To get from North Campus to South Campus by car, there is the connection via Vogelpothsweg/Baroper Straße. We recommend you leave your car on one of the parking lots at North Campus and use the H-Bahn (suspended monorail system), which conveniently connects the two campuses.

TU Dort­mund University has its own train station (“Dort­mund Uni­ver­si­tät”). From there, suburban trains (S-Bahn) leave for Dort­mund main station (“Dort­mund Hauptbahnhof”) and Düsseldorf main station via the “Düsseldorf Airport Train Station” (take S-Bahn number 1, which leaves every 15 or 30 minutes).
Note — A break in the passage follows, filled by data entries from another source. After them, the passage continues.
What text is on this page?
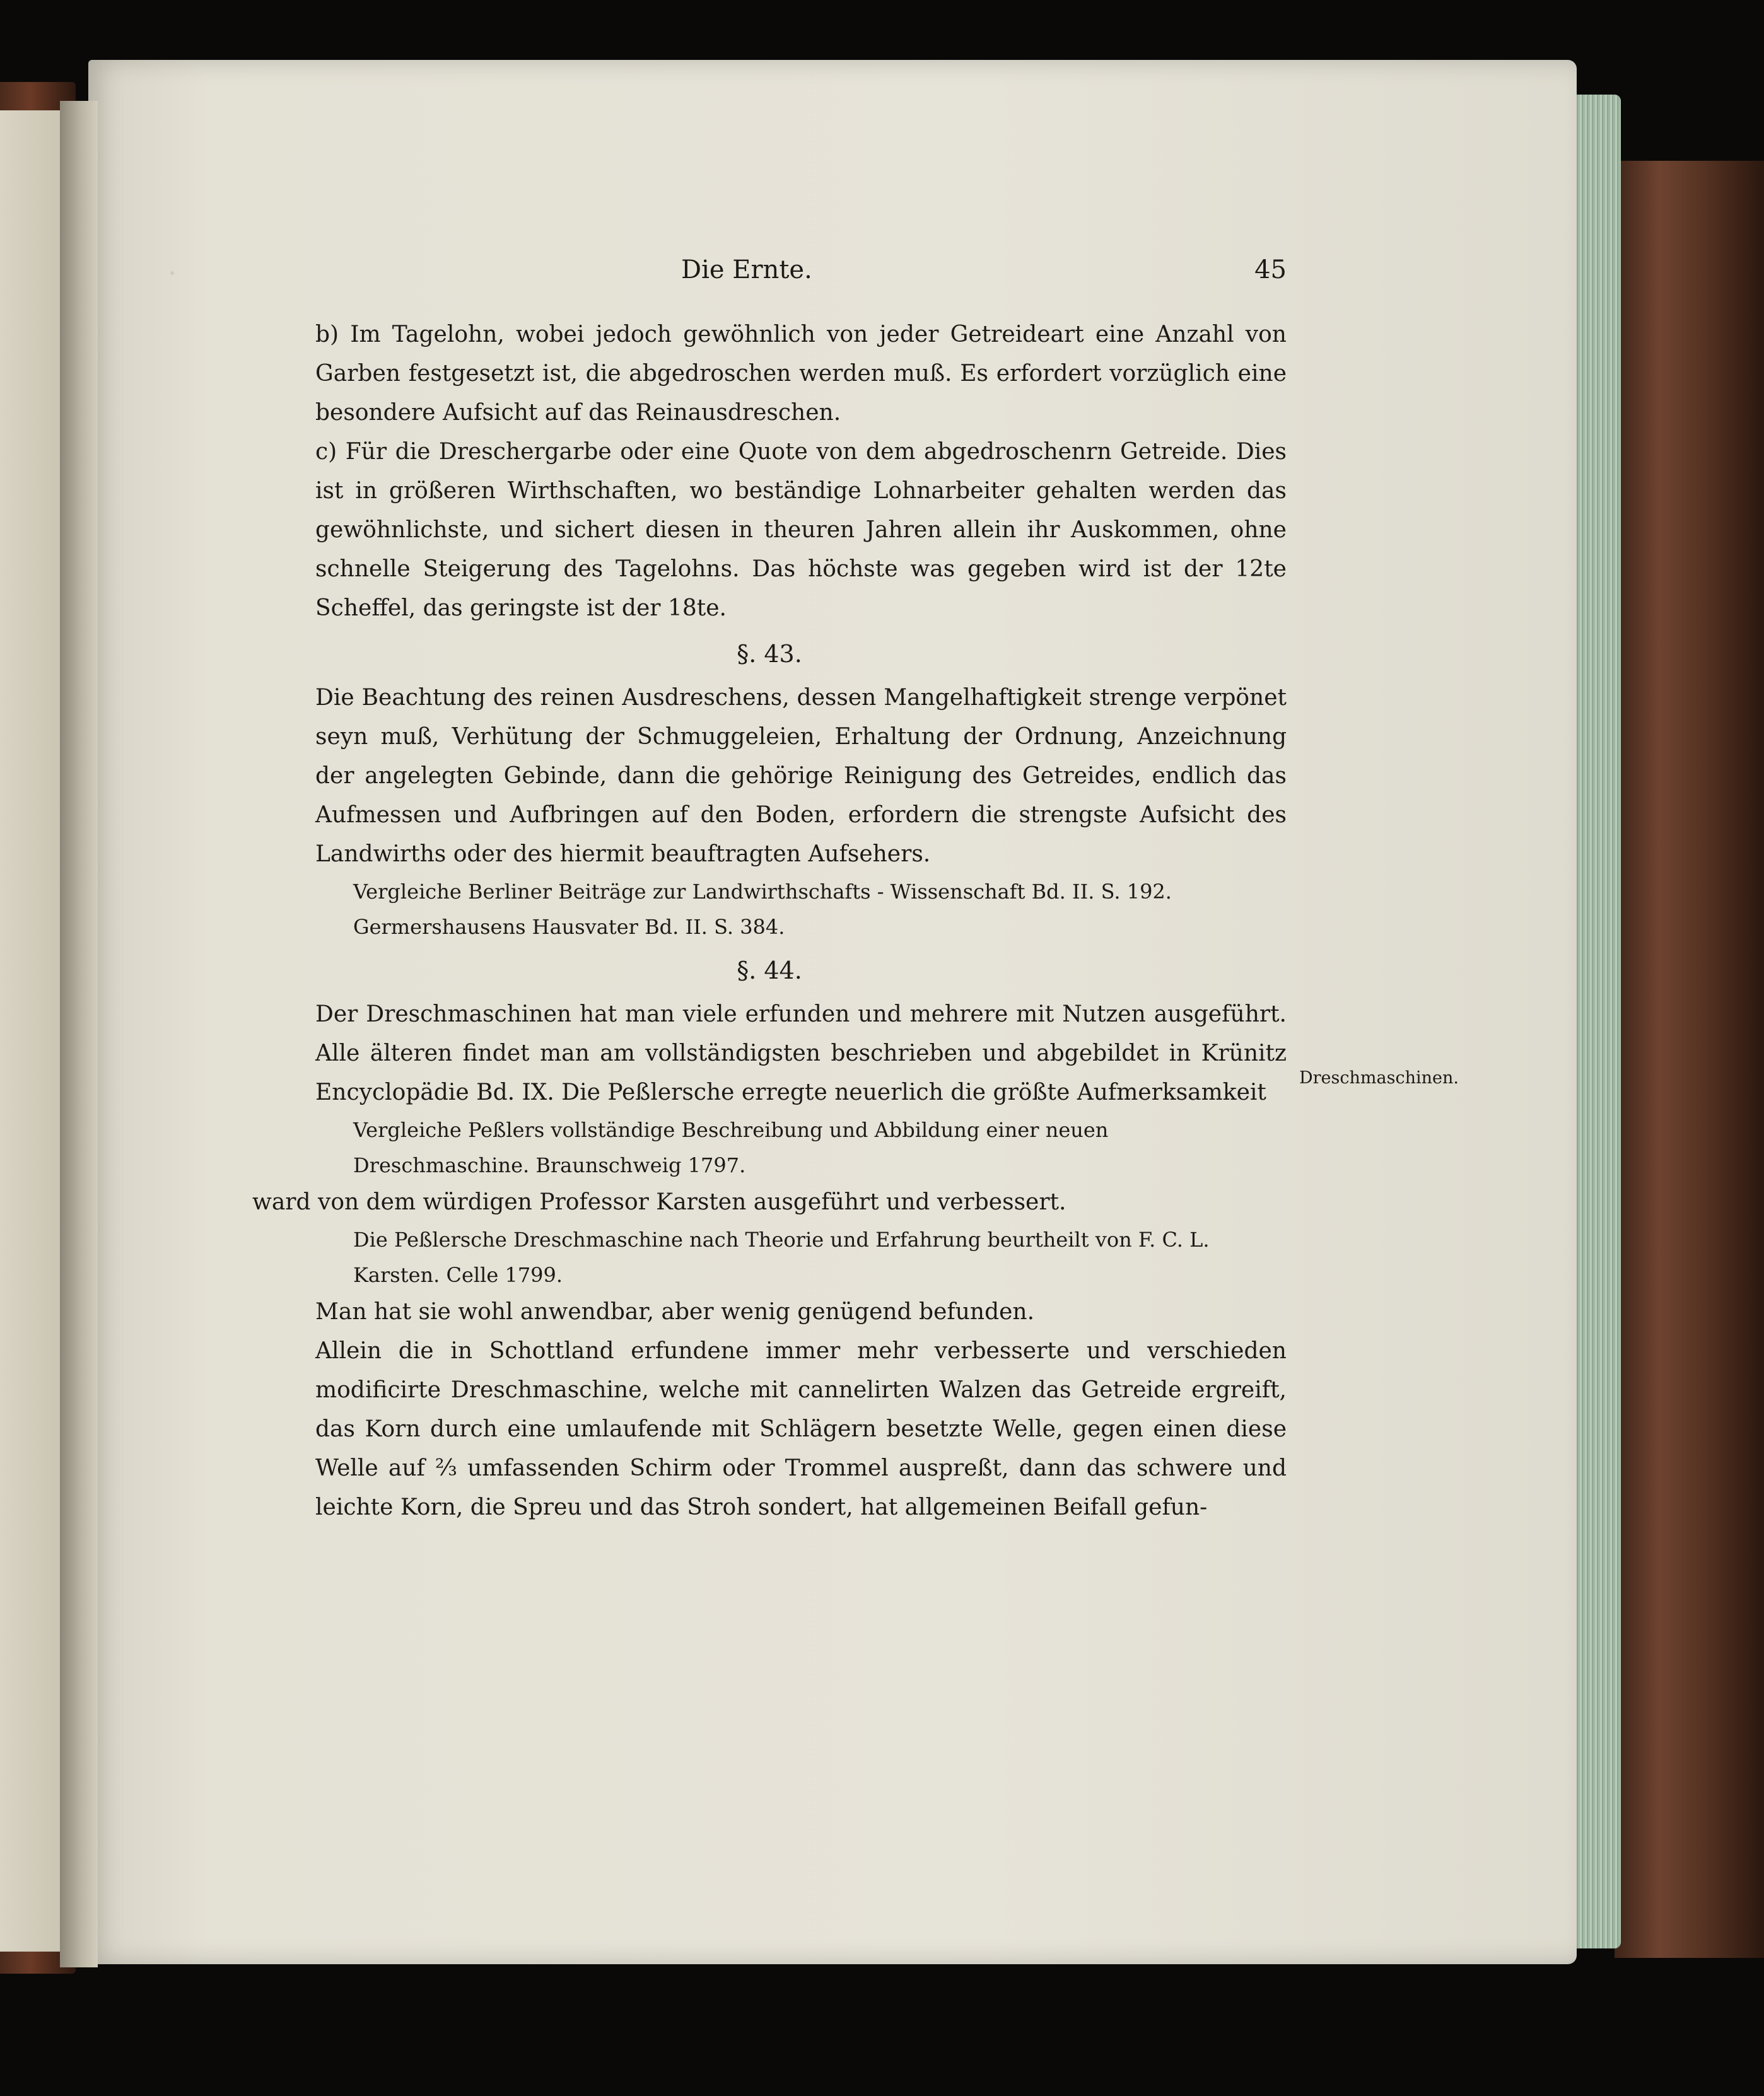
Die Ernte.	45

b) Im Tagelohn, wobei jedoch gewöhnlich von jeder Getreideart eine Anzahl von Garben festgesetzt ist, die abgedroschen werden muß. Es erfordert vorzüglich eine besondere Aufsicht auf das Reinausdreschen.

c) Für die Dreschergarbe oder eine Quote von dem abgedroschenrn Getreide. Dies ist in größeren Wirthschaften, wo beständige Lohnarbeiter gehalten werden das gewöhnlichste, und sichert diesen in theuren Jahren allein ihr Auskommen, ohne schnelle Steigerung des Tagelohns. Das höchste was gegeben wird ist der 12te Scheffel, das geringste ist der 18te.

§. 43.

Die Beachtung des reinen Ausdreschens, dessen Mangelhaftigkeit strenge verpönet seyn muß, Verhütung der Schmuggeleien, Erhaltung der Ordnung, Anzeichnung der angelegten Gebinde, dann die gehörige Reinigung des Getreides, endlich das Aufmessen und Aufbringen auf den Boden, erfordern die strengste Aufsicht des Landwirths oder des hiermit beauftragten Aufsehers.

Vergleiche Berliner Beiträge zur Landwirthschafts - Wissenschaft Bd. II. S. 192. Germershausens Hausvater Bd. II. S. 384.

§. 44.

Der Dreschmaschinen hat man viele erfunden und mehrere mit Nutzen ausgeführt. Alle älteren findet man am vollständigsten beschrieben und abgebildet in Krünitz Encyclopädie Bd. IX. Die Peßlersche erregte neuerlich die größte Aufmerksamkeit

Vergleiche Peßlers vollständige Beschreibung und Abbildung einer neuen Dreschmaschine. Braunschweig 1797.

ward von dem würdigen Professor Karsten ausgeführt und verbessert.

Die Peßlersche Dreschmaschine nach Theorie und Erfahrung beurtheilt von F. C. L. Karsten. Celle 1799.

Man hat sie wohl anwendbar, aber wenig genügend befunden.

Allein die in Schottland erfundene immer mehr verbesserte und verschieden modificirte Dreschmaschine, welche mit cannelirten Walzen das Getreide ergreift, das Korn durch eine umlaufende mit Schlägern besetzte Welle, gegen einen diese Welle auf ⅔ umfassenden Schirm oder Trommel auspreßt, dann das schwere und leichte Korn, die Spreu und das Stroh sondert, hat allgemeinen Beifall gefun-

Dreschmaschinen.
The uni­ver­si­ty is easily reached from Bochum, Essen, Mülheim an der Ruhr and Duisburg.

You can also take the bus or subway train from Dort­mund city to the uni­ver­si­ty: From Dort­mund main station, you can take any train bound for the Station “Stadtgarten”, usually lines U41, U45, U 47 and U49. At “Stadtgarten” you switch trains and get on line U42 towards “Hombruch”. Look out for the Station “An der Palmweide”. From the bus stop just across the road, busses bound for TU Dort­mund University leave every ten minutes (445, 447 and 462). Another option is to take the subway routes U41, U45, U47 and U49 from Dort­mund main station to the stop “Dort­mund Kampstraße”. From there, take U43 or U44 to the stop “Dort­mund Wittener Straße”. Switch to bus line 447 and get off at “Dort­mund Uni­ver­si­tät S”.

The AirportExpress is a fast and convenient means of transport from Dortmund Airport (DTM) to Dortmund Central Station, taking you there in little more than 20 minutes. From Dortmund Central Station, you can continue to the university campus by interurban railway (S-Bahn). A larger range of international flight connections is offered at Düsseldorf Airport (DUS), which is about 60 kilometres away and can be directly reached by S-Bahn from the university station.

The H-Bahn is one of the hallmarks of TU Dort­mund University. There are two stations on North Campus. One (“Dort­mund Uni­ver­si­tät S”) is directly located at the suburban train stop, which connects the uni­ver­si­ty directly with the city of Dort­mund and the rest of the Ruhr Area. Also from this station, there are connections to the “Technologiepark” and (via South Campus) Eichlinghofen. The other station is located at the dining hall at North Campus and offers a direct connection to South Campus every five minutes.

The facilities of TU Dortmund University are spread over two campuses, the larger Campus North and the smaller Campus South. Additionally, some areas of the university are located in the adjacent “Technologiepark”.